Seyyid Onbaşı hamal er. Seyyid Onbaşı bakıyor, altı top mermisi var. Bunların beşi de parçalanmış veya zarar görmüş. Raylı sistem de parçalanmış. Seyyid Onbaşı, 215 kiloluk mermiyi sırtlıyor ve düzeneğe yerleştiriyor. “Seyyid’in vücudundaki kemikleri seslerini duyardık.” dermiş yanındaki Niğdeli Ali.

Seyyid Onbaşı, Ocean zırhlısını o gün bu mermiyle vuruyor ve Ocean zırhlısı Nusret mayın gemisinin yerleştirdiği on birinci mayın hattındaki mayınlara çarpıp batıyor. Beş gemi de bu sırada ağır hasar alıyor. On sekiz geminin sekizi savaş dışı kalıyor. İngiliz ve Fransız gemileri geri çekilmeye başlıyor. Komutanlardan Cevat Çobanlı tarihe geçecek şu sözü söylüyor: “Geçemediler, geçemeyecekler.” diyor.

Bu arada rehberimiz tabyaların olduğu yerde Seyyid Onbaşı’yı anlatmaya devam ediyordu. Atatürk bir yolculuk sırasında Balıkesir’de bulunduğu bir zaman Seyyid Onbaşı’yı görmek istiyor. Kendisi devlet erkanının önüne eski kıyafetleriyle çıkmak istemiyor. Orada bulunan devlet adamlarından biri ona kendi kıyafetlerini teklif ediyor. Seyyid Onbaşı, Koca Seyyid diye de bilinen kalıplı biri. Kendisine dar gelen kıyafetiyle Atatürk’ün huzuruna geliyor. Sohbet ediliyor. Atatürk onun durumunu fark edince gazi maaşı verilmesini istiyor ona. Seyyid, gazi maaşı kesilmesine izin vermiyor. Geçimini ormandan odun keserek sağlıyor. Sadece “Bana bu ormanlarda odun kesmeye müsaade edin!” diyor. Seyyid Onbaşı, kendisine maaş bağlanmasına rağmen maaşı almıyor.  Kendisi Balkan Savaşlarına da katılmış. Çocukları evden ayrılırken daha küçük. O cepheden dönünce bakıyor ki kocaman olmuşlar.

Tabyaları ziyaret ettikten sonra şehitlikleri ziyaret etmek üzere otobüse bindik. Rehberimiz karşı kıyıda uzanan “Erenköy”ü gösterdi bize. Burası Boğaz’ın en geniş yeri ve 6500 metreymiş. Çanakkale Savaşları sırasında düşman yenilince çekip gitmiyor. Çanakkale kıyılarını top atışlarıyla vuruyor. Erenköy, düşmanın manevra yeri. Boğaz’a on hat boyunca mayın döşenmiş. Nusret mayın gemisi buraya mayın döşüyor.
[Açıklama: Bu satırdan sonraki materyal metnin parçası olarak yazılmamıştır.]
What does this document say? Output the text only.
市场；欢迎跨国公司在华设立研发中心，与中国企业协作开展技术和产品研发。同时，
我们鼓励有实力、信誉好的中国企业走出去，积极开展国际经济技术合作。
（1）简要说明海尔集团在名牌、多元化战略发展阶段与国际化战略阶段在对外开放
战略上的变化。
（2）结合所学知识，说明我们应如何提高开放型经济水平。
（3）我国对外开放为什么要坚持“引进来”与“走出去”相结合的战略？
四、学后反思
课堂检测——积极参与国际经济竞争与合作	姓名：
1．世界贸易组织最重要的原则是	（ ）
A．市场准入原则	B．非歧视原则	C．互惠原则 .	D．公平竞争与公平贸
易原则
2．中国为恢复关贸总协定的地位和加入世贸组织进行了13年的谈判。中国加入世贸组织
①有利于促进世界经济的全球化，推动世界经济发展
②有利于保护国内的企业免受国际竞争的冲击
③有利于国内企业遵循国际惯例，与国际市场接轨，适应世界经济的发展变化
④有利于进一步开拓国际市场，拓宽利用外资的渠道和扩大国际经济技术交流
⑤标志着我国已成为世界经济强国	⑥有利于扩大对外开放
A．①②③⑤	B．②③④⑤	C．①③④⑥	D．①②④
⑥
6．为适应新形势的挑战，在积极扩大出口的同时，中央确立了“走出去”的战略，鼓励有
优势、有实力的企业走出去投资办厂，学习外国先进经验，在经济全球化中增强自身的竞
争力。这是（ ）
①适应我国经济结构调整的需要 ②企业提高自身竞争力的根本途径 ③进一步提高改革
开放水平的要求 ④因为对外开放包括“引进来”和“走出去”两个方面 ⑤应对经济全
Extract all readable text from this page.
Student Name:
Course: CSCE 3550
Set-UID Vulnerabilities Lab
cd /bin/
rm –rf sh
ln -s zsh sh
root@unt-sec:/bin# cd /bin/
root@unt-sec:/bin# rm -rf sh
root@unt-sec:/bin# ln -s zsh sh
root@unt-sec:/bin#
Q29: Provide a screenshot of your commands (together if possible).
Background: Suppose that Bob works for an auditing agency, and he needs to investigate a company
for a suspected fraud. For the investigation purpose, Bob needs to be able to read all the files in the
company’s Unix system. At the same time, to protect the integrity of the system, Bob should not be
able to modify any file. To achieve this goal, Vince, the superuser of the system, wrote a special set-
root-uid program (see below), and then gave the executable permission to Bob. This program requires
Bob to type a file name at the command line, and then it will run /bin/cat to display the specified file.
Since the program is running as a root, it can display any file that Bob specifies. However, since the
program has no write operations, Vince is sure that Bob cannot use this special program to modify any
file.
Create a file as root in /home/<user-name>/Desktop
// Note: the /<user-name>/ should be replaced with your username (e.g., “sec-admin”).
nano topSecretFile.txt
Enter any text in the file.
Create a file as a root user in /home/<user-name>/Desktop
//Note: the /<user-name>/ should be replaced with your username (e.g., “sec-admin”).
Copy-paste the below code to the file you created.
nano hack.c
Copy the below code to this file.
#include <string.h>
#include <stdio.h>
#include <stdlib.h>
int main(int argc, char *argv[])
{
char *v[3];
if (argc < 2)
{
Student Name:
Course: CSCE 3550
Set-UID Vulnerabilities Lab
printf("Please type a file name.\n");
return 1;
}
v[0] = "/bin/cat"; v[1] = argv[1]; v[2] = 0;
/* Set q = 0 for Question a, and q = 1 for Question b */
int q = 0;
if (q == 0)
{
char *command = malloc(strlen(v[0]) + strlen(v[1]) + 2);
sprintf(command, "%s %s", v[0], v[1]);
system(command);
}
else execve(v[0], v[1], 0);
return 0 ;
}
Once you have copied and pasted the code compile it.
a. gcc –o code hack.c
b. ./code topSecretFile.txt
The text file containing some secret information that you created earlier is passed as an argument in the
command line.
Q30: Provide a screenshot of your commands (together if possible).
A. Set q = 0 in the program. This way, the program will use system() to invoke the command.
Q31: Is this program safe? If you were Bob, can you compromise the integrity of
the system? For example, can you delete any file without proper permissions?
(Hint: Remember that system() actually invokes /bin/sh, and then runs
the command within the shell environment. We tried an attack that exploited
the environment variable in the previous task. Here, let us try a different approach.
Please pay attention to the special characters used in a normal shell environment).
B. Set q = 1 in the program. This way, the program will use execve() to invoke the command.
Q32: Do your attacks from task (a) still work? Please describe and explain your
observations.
Rehberimiz bize bu bilgileri verirken Soğanlıdere’den geçiyorduk. Buradan seksen arabayı dolduracak insan kemiği çıkmış. Burası bir hastane şehitliği. Öncesinde “Melek Hanım Çiftliği” olarak biliniyor. Savaş sırasında Melek Hanım yaralı askerler için buradaki evini tahsis etmiş. 1400 şehidimiz varmış burada.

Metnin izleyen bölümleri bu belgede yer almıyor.